The executive-producing trio spent a lot of time at Savage’s dining table talking about what was so special and enticing about the original series — and how they could best capture that while updating it. They also met with Esther and Richard Shapiro, who created Dynasty and are executive producers of the new version, to get their input.

Like the original, which debuted in 1981, The CW’s Dynasty centers on the wealthy Carrington family, but the new show is set in modern-day Atlanta instead of Denver. The producers chose Atlanta in part for its diversity. They also updated the characters. Patrick says, “We knew in our version — 2017 — we wanted Steven’s conflict with Blake to be not about him being gay, but about him being liberal.”

Grant Show plays patriarch Blake Carrington, and James Mackay plays Steven, his son. Sammy Jo is back in Steven’s life, though the character is now a gay man with whom he has a one-night stand in the pilot. Rafael de la Fuente plays Sammy Jo.

And while the first Dynasty had Blake’s fiancée, Krystle, fighting for his attention with Alexis (his ex-wife and the mother of his children), the pilot of the reboot sets up two new main protagonists: his daughter, Fallon (Elizabeth Gillies), and his soon-to-be wife, Cristal (Nathalie Kelley), now a career woman of Hispanic origin.
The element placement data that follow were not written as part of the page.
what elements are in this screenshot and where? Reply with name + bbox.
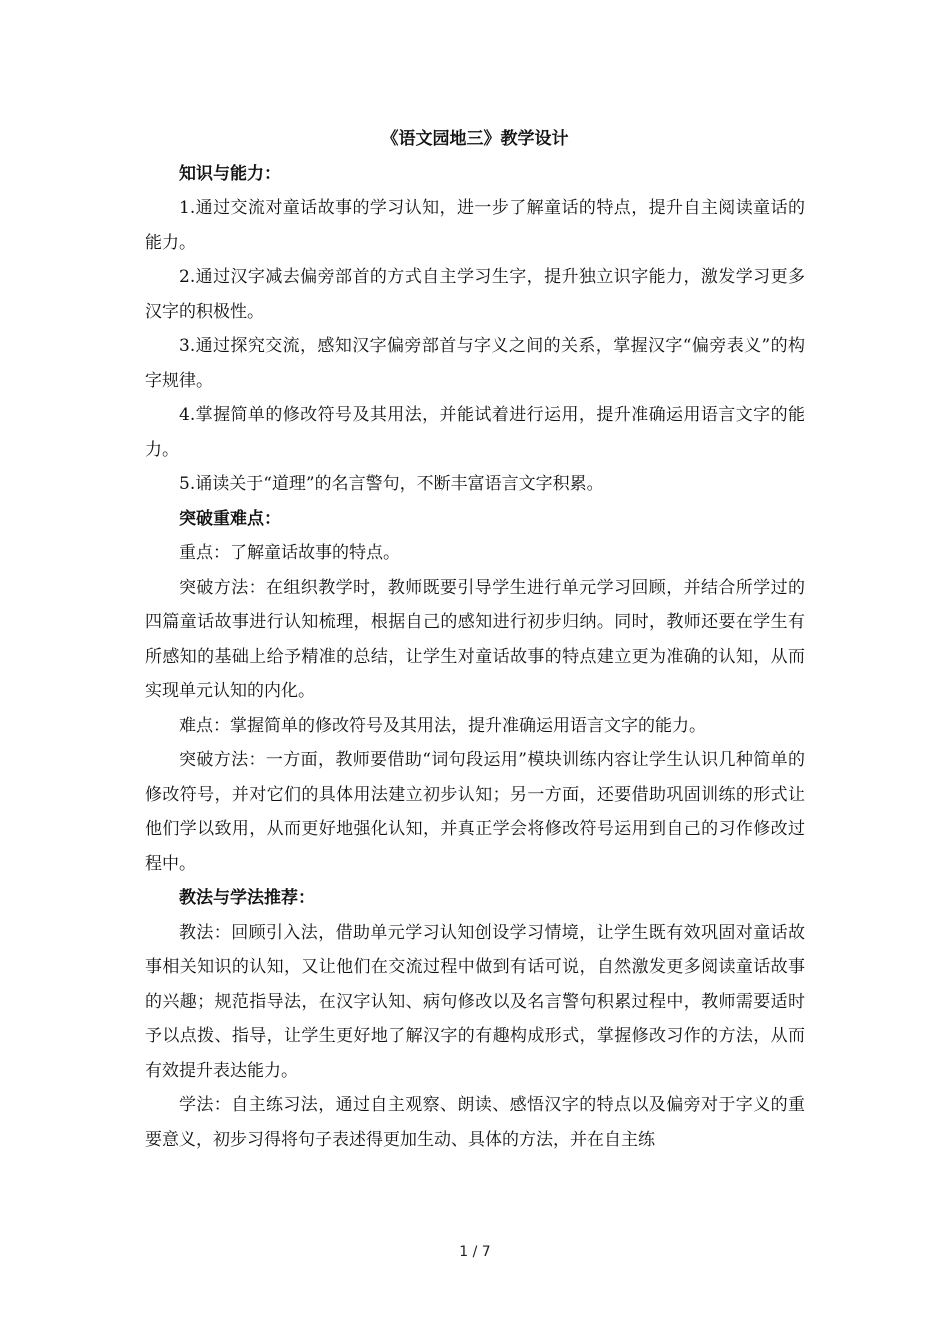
paragraph: 学法：自主练习法，通过自主观察、朗读、感悟汉字的特点以及偏旁对于字义的重要意义，初步习得将句子表述得更加生动、具体的方法，并在自主练 — [145, 1095, 805, 1150]
paragraph: 4.掌握简单的修改符号及其用法，并能试着进行运用，提升准确运用语言文字的能力。 — [145, 405, 805, 460]
section-heading-key-points: 突破重难点： — [179, 508, 281, 529]
paragraph: 3.通过探究交流，感知汉字偏旁部首与字义之间的关系，掌握汉字“偏旁表义”的构字规律。 — [145, 336, 805, 391]
paragraph: 突破方法：一方面，教师要借助“词句段运用”模块训练内容让学生认识几种简单的修改符号，并对它们的具体用法建立初步认知；另一方面，还要借助巩固训练的形式让他们学以致用，从而更好地强化认知，并真正学会将修改符号运用到自己的习作修改过程中。 — [145, 750, 805, 874]
paragraph: 难点：掌握简单的修改符号及其用法，提升准确运用语言文字的能力。 — [179, 715, 706, 736]
paragraph: 突破方法：在组织教学时，教师既要引导学生进行单元学习回顾，并结合所学过的四篇童话故事进行认知梳理，根据自己的感知进行初步归纳。同时，教师还要在学生有所感知的基础上给予精准的总结，让学生对童话故事的特点建立更为准确的认知，从而实现单元认知的内化。 — [145, 577, 805, 701]
paragraph: 教法：回顾引入法，借助单元学习认知创设学习情境，让学生既有效巩固对童话故事相关知识的认知，又让他们在交流过程中做到有话可说，自然激发更多阅读童话故事的兴趣；规范指导法，在汉字认知、病句修改以及名言警句积累过程中，教师需要适时予以点拨、指导，让学生更好地了解汉字的有趣构成形式，掌握修改习作的方法，从而有效提升表达能力。 — [145, 922, 805, 1081]
paragraph: 重点：了解童话故事的特点。 — [179, 543, 400, 563]
section-heading-methods: 教法与学法推荐： — [179, 888, 315, 908]
document-body — [145, 122, 805, 1157]
document-title: 《语文园地三》教学设计 — [381, 129, 569, 149]
section-heading-knowledge: 知识与能力： — [179, 163, 281, 184]
paragraph: 1.通过交流对童话故事的学习认知，进一步了解童话的特点，提升自主阅读童话的能力。 — [145, 198, 805, 253]
paragraph: 5.诵读关于“道理”的名言警句，不断丰富语言文字积累。 — [179, 474, 604, 494]
page-number: 1 / 7 — [459, 1244, 491, 1260]
paragraph: 2.通过汉字减去偏旁部首的方式自主学习生字，提升独立识字能力，激发学习更多汉字的积极性。 — [145, 267, 805, 322]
“Even when you watch the original, Fallon is a character who feels as if she can exist in 2017,” Schwartz says. “She just pops off the screen, and she can take on Krystle, who, in the original, was pure and the moral center of the show. With this new Cristal, we liked the idea of not letting her be quite as pure and raising some questions about her past and having her stir the pot — making her more formidable. That really let us lean into this rivalry between Fallon and Cristal.”